ColorMAE: Exploring data-independent masking strategies in Masked AutoEncoders

We design data-independent masking for MAE by filtering Noise.

Bernard Ghanem

King Abdullah University of Science and Technology (KAUST), GenAI Center of Excellence

PDF Supplementary Code Poster

Abstract

Current Data-dependent Masking approaches for MAE allow for the extraction of better feature representations but come with additional computational costs. In contrast, data-independent masking approaches do not incur additional computational costs, although they result in lower visual representations. Can we enhance MAE performance beyond random masking without relying on input data or incurring additional computational costs?

We introduce ColorMAE, a simple yet effective data-independent method which generates different binary mask patterns by filtering random noise. Drawing inspiration from color noise in image processing, we explore four types of filters to yield mask patterns with different spatial and semantic priors.
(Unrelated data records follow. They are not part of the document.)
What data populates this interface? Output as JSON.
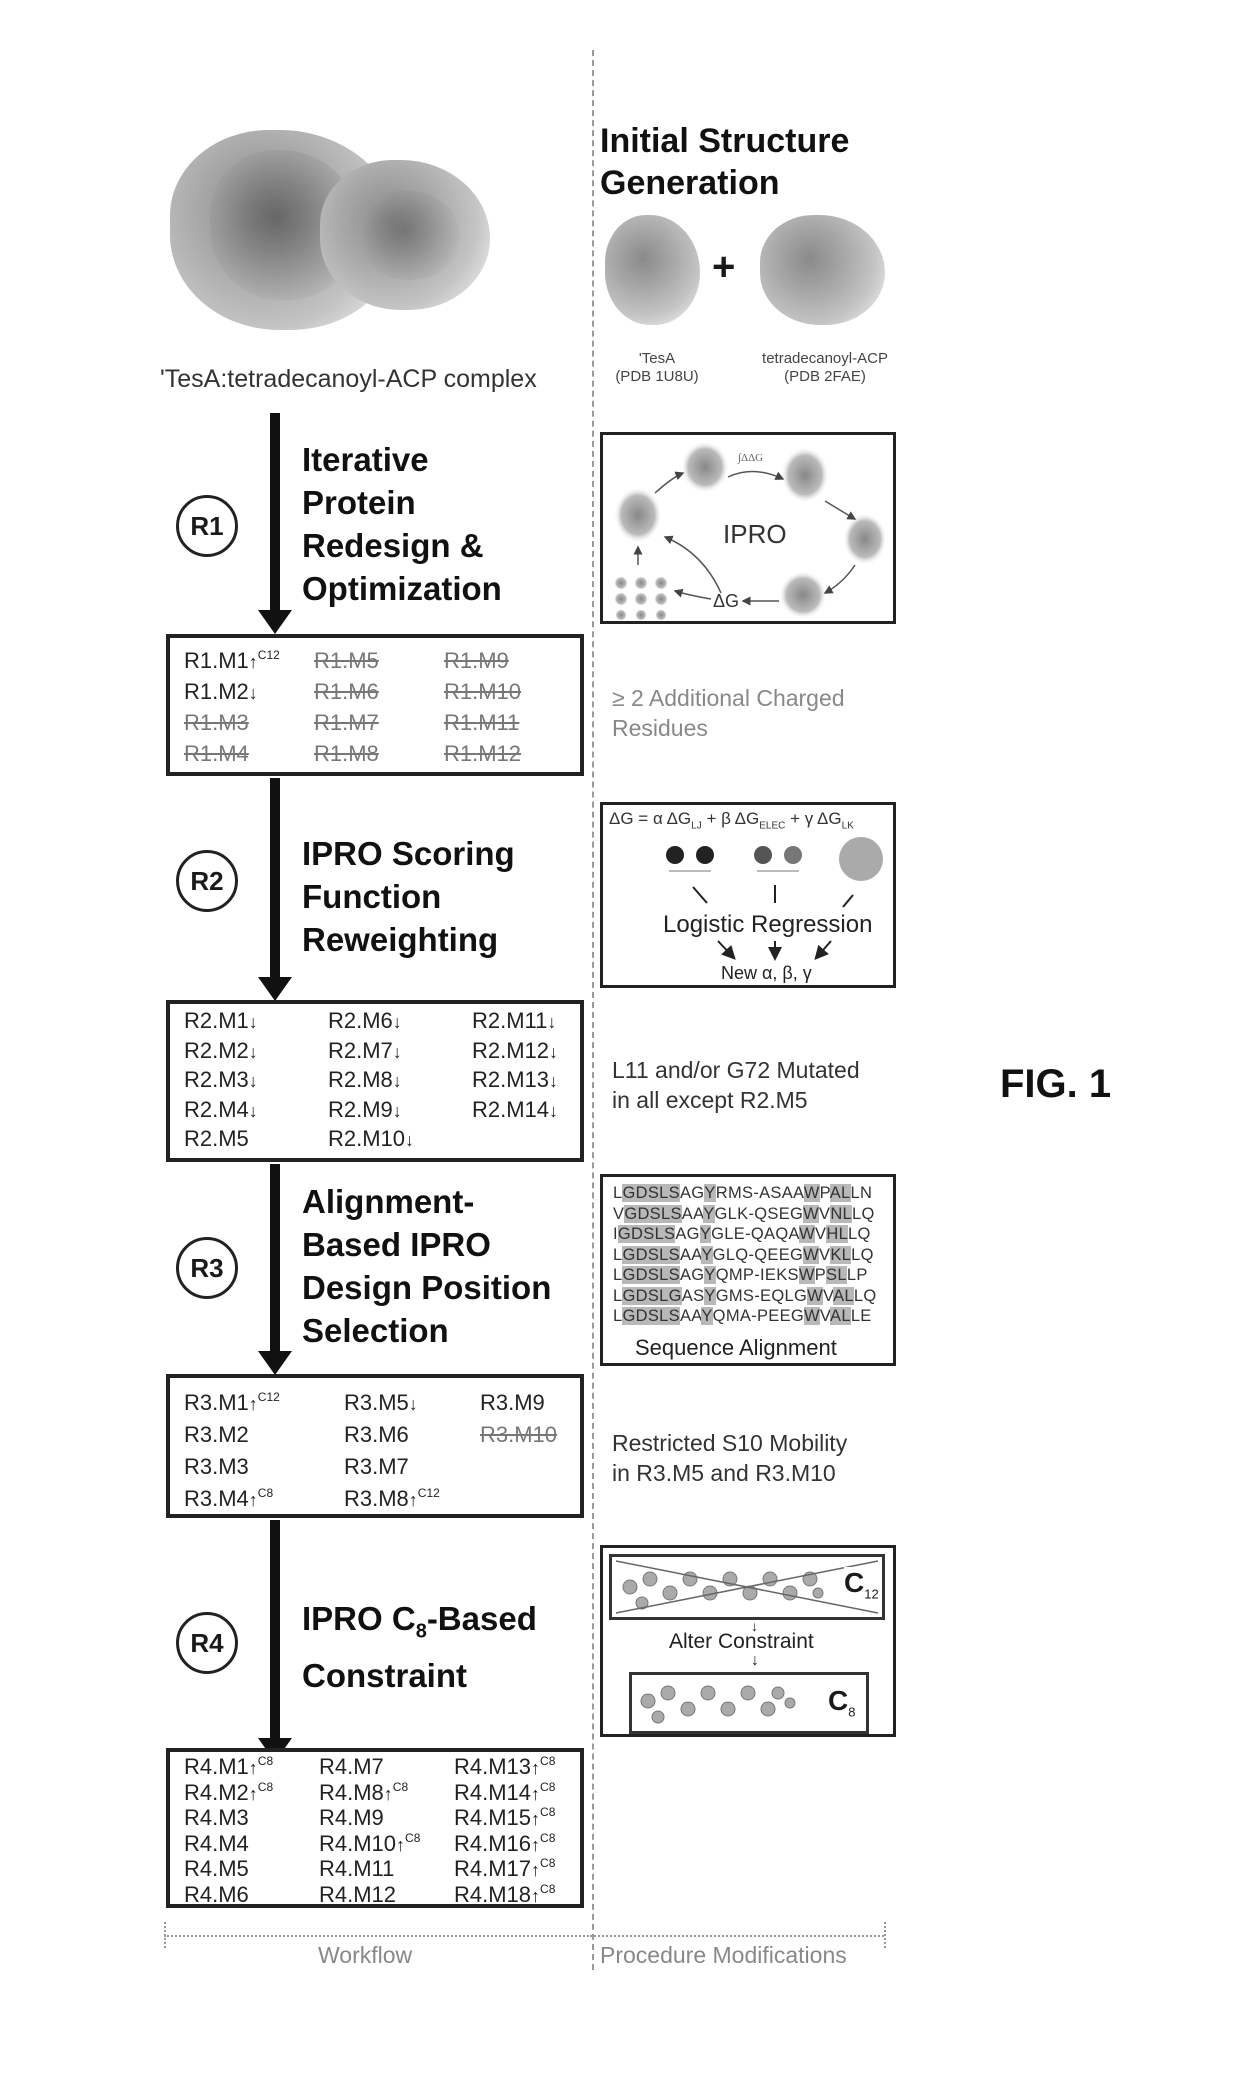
{
  "figure_label": "FIG. 1",
  "top": {
    "complex_caption": "'TesA:tetradecanoyl-ACP complex",
    "init_heading_line1": "Initial Structure",
    "init_heading_line2": "Generation",
    "plus": "+",
    "tesa_name": "'TesA",
    "tesa_pdb": "(PDB 1U8U)",
    "acp_name": "tetradecanoyl-ACP",
    "acp_pdb": "(PDB 2FAE)"
  },
  "rounds": [
    {
      "badge": "R1",
      "title_lines": [
        "Iterative",
        "Protein",
        "Redesign &",
        "Optimization"
      ],
      "note_lines": [
        "≥ 2 Additional Charged",
        "Residues"
      ],
      "mutants": [
        {
          "label": "R1.M1",
          "arrow": "↑",
          "sup": "C12",
          "struck": false
        },
        {
          "label": "R1.M2",
          "arrow": "↓",
          "sup": "",
          "struck": false
        },
        {
          "label": "R1.M3",
          "arrow": "",
          "sup": "",
          "struck": true
        },
        {
          "label": "R1.M4",
          "arrow": "",
          "sup": "",
          "struck": true
        },
        {
          "label": "R1.M5",
          "arrow": "",
          "sup": "",
          "struck": true
        },
        {
          "label": "R1.M6",
          "arrow": "",
          "sup": "",
          "struck": true
        },
        {
          "label": "R1.M7",
          "arrow": "",
          "sup": "",
          "struck": true
        },
        {
          "label": "R1.M8",
          "arrow": "",
          "sup": "",
          "struck": true
        },
        {
          "label": "R1.M9",
          "arrow": "",
          "sup": "",
          "struck": true
        },
        {
          "label": "R1.M10",
          "arrow": "",
          "sup": "",
          "struck": true
        },
        {
          "label": "R1.M11",
          "arrow": "",
          "sup": "",
          "struck": true
        },
        {
          "label": "R1.M12",
          "arrow": "",
          "sup": "",
          "struck": true
        }
      ]
    },
    {
      "badge": "R2",
      "title_lines": [
        "IPRO Scoring",
        "Function",
        "Reweighting"
      ],
      "note_lines": [
        "L11 and/or G72 Mutated",
        "in all except R2.M5"
      ],
      "mutants": [
        {
          "label": "R2.M1",
          "arrow": "↓",
          "sup": "",
          "struck": false
        },
        {
          "label": "R2.M2",
          "arrow": "↓",
          "sup": "",
          "struck": false
        },
        {
          "label": "R2.M3",
          "arrow": "↓",
          "sup": "",
          "struck": false
        },
        {
          "label": "R2.M4",
          "arrow": "↓",
          "sup": "",
          "struck": false
        },
        {
          "label": "R2.M5",
          "arrow": "",
          "sup": "",
          "struck": false
        },
        {
          "label": "R2.M6",
          "arrow": "↓",
          "sup": "",
          "struck": false
        },
        {
          "label": "R2.M7",
          "arrow": "↓",
          "sup": "",
          "struck": false
        },
        {
          "label": "R2.M8",
          "arrow": "↓",
          "sup": "",
          "struck": false
        },
        {
          "label": "R2.M9",
          "arrow": "↓",
          "sup": "",
          "struck": false
        },
        {
          "label": "R2.M10",
          "arrow": "↓",
          "sup": "",
          "struck": false
        },
        {
          "label": "R2.M11",
          "arrow": "↓",
          "sup": "",
          "struck": false
        },
        {
          "label": "R2.M12",
          "arrow": "↓",
          "sup": "",
          "struck": false
        },
        {
          "label": "R2.M13",
          "arrow": "↓",
          "sup": "",
          "struck": false
        },
        {
          "label": "R2.M14",
          "arrow": "↓",
          "sup": "",
          "struck": false
        }
      ]
    },
    {
      "badge": "R3",
      "title_lines": [
        "Alignment-",
        "Based IPRO",
        "Design Position",
        "Selection"
      ],
      "note_lines": [
        "Restricted S10 Mobility",
        "in R3.M5 and R3.M10"
      ],
      "mutants": [
        {
          "label": "R3.M1",
          "arrow": "↑",
          "sup": "C12",
          "struck": false
        },
        {
          "label": "R3.M2",
          "arrow": "",
          "sup": "",
          "struck": false
        },
        {
          "label": "R3.M3",
          "arrow": "",
          "sup": "",
          "struck": false
        },
        {
          "label": "R3.M4",
          "arrow": "↑",
          "sup": "C8",
          "struck": false
        },
        {
          "label": "R3.M5",
          "arrow": "↓",
          "sup": "",
          "struck": false
        },
        {
          "label": "R3.M6",
          "arrow": "",
          "sup": "",
          "struck": false
        },
        {
          "label": "R3.M7",
          "arrow": "",
          "sup": "",
          "struck": false
        },
        {
          "label": "R3.M8",
          "arrow": "↑",
          "sup": "C12",
          "struck": false
        },
        {
          "label": "R3.M9",
          "arrow": "",
          "sup": "",
          "struck": false
        },
        {
          "label": "R3.M10",
          "arrow": "",
          "sup": "",
          "struck": true
        }
      ]
    },
    {
      "badge": "R4",
      "title_line1_pre": "IPRO C",
      "title_line1_sub": "8",
      "title_line1_post": "-Based",
      "title_line2": "Constraint",
      "mutants": [
        {
          "label": "R4.M1",
          "arrow": "↑",
          "sup": "C8",
          "struck": false
        },
        {
          "label": "R4.M2",
          "arrow": "↑",
          "sup": "C8",
          "struck": false
        },
        {
          "label": "R4.M3",
          "arrow": "",
          "sup": "",
          "struck": false
        },
        {
          "label": "R4.M4",
          "arrow": "",
          "sup": "",
          "struck": false
        },
        {
          "label": "R4.M5",
          "arrow": "",
          "sup": "",
          "struck": false
        },
        {
          "label": "R4.M6",
          "arrow": "",
          "sup": "",
          "struck": false
        },
        {
          "label": "R4.M7",
          "arrow": "",
          "sup": "",
          "struck": false
        },
        {
          "label": "R4.M8",
          "arrow": "↑",
          "sup": "C8",
          "struck": false
        },
        {
          "label": "R4.M9",
          "arrow": "",
          "sup": "",
          "struck": false
        },
        {
          "label": "R4.M10",
          "arrow": "↑",
          "sup": "C8",
          "struck": false
        },
        {
          "label": "R4.M11",
          "arrow": "",
          "sup": "",
          "struck": false
        },
        {
          "label": "R4.M12",
          "arrow": "",
          "sup": "",
          "struck": false
        },
        {
          "label": "R4.M13",
          "arrow": "↑",
          "sup": "C8",
          "struck": false
        },
        {
          "label": "R4.M14",
          "arrow": "↑",
          "sup": "C8",
          "struck": false
        },
        {
          "label": "R4.M15",
          "arrow": "↑",
          "sup": "C8",
          "struck": false
        },
        {
          "label": "R4.M16",
          "arrow": "↑",
          "sup": "C8",
          "struck": false
        },
        {
          "label": "R4.M17",
          "arrow": "↑",
          "sup": "C8",
          "struck": false
        },
        {
          "label": "R4.M18",
          "arrow": "↑",
          "sup": "C8",
          "struck": false
        }
      ]
    }
  ],
  "panels": {
    "ipro_cycle": {
      "label": "IPRO",
      "delta_g": "ΔG",
      "top_note": "∫ΔΔG"
    },
    "scoring": {
      "equation": {
        "dg": "ΔG = α ΔG",
        "sub1": "LJ",
        "mid1": " + β ΔG",
        "sub2": "ELEC",
        "mid2": " + γ ΔG",
        "sub3": "LK"
      },
      "regression": "Logistic Regression",
      "output": "New α, β, γ"
    },
    "alignment": {
      "sequences": [
        "LGDSLSAGYRMS-ASAAWPALLN",
        "VGDSLSAAYGLK-QSEGWVNLLQ",
        "IGDSLSAGYGLE-QAQAWVHLLQ",
        "LGDSLSAAYGLQ-QEEGWVKLLQ",
        "LGDSLSAGYQMP-IEKSWPSLLP",
        "LGDSLGASYGMS-EQLGWVALLQ",
        "LGDSLSAAYQMA-PEEGWVALLE"
      ],
      "caption": "Sequence Alignment"
    },
    "constraint": {
      "c12_main": "C",
      "c12_sub": "12",
      "alter": "Alter Constraint",
      "c8_main": "C",
      "c8_sub": "8"
    }
  },
  "footer": {
    "workflow": "Workflow",
    "procedure": "Procedure Modifications"
  }
}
ColorMAE requires no additional learnable parameters or computational overhead in the network, yet it significantly enhances the learned representations.

Method Overview

In image processing, the concept of color noise refers to different types of noise, each characterized by a unique frequency distribution, such as predominance in the low-frequency band. Inspired by this concept, we introduce a simple yet effective data-independent method, termed ColorMAE, which generates binary mask patterns by filtering random noise. We explore four types of filters to yield mask patterns with different spatial and semantic priors. To align with traditional terminology in image processing, we categorize the produced random patterns as Red, Blue, Green, and Purple noise.

Red Noise

Let $W(x, y)$ represent a random noise image, where $x$ and $y$ are spatial coordinates. We apply a blurring operation over $W$ using a Gaussian kernel $G_{\sigma}$ with standard deviation $\sigma$ to filter out the high-frequency components and accentuate low frequencies effectively. This operation transforms the random noise into red noise $N_r$ given by:

$$ N_r = G_\sigma * W, $$

where $*$ denotes the convolution operation.

Blue Noise

To generate blue noise patterns, it is required to apply a high-pass filter over $W$. A practical approach to implementing a high-pass filter involves first applying a low-pass filter $(G_\sigma * W)$ to obtain the low-frequency content. Then, this filtered output is subtracted from the original random noise image $W$, effectively retaining the high-frequency components. The resulting blue noise $N_b$ is formally expressed as

$$ N_b = W - G_\sigma * W. $$

Green Noise

This noise is defined as the mid-frequency component of white noise; i.e., it can be generated by applying a band-pass filter over $W$ to eliminate both high and low frequencies. Such band-pass filtering effect can be approximated by sequentially applying two Gaussian blurs: first, a weak blur is applied to $W$ to remove the highest frequency details, followed by a separate strong blur to capture the lowest frequency content of $W$. By subtracting the strongly blurred version of $W$ from the weakly blurred one, the resultant noise image retains only the mid-frequency components. Formally, the green noise $N_g$ image can be obtained as

$$ N_g = G_{\sigma_1} * W - G_{\sigma_2} * W, $$

where $\sigma_1$ and $\sigma_2$ denote the standard deviation of the two Gaussian kernels with $\sigma_1 < \sigma_2$.

Purple Noise

Finally, in this work, we refer to purple noise as the noise that has only high and low-frequency content, i.e., does not have a middle-frequency component. We apply a band-stop filter over the random noise $W$ to produce this type of noise. Specifically, we first apply a band-pass filter to $W$ to obtain green noise and then subtract it from the input $W$, preserving only the low and high frequencies. Formally, this transformation of the noise $W$ into purple noise $N_p$ can be expressed as

$$ N_p = W - (G_{\sigma_1} * W - G_{\sigma_2} * W), $$

where $\sigma_1 < \sigma_2$. Analyzing the periodogram (P) in the above Figure (column "Purple"), we can observe that this noise combines the characteristics of both red and blue noise.

Mask Generation

In implementation, we pre-compute color noise offline and store them in GPU memory before initiating MAE pre-training. To efficiently generate the masks during pre-training, we first apply random transformations on the loaded noise tensor to get a $P$-sized square noise window for every image in the batch $B$, where $P$ is the total number of patches. Then, we select the highest values from the noise window according to the desired mask ratio. Specifically, we apply random crop, horizontal flip, and vertical flip image transformation. Note that these image transformations operate in the spatial domain; hence, the frequency properties described in the previous section are preserved. The below Algorithm shows the pseudo-code for our masking approach in PyTorch style.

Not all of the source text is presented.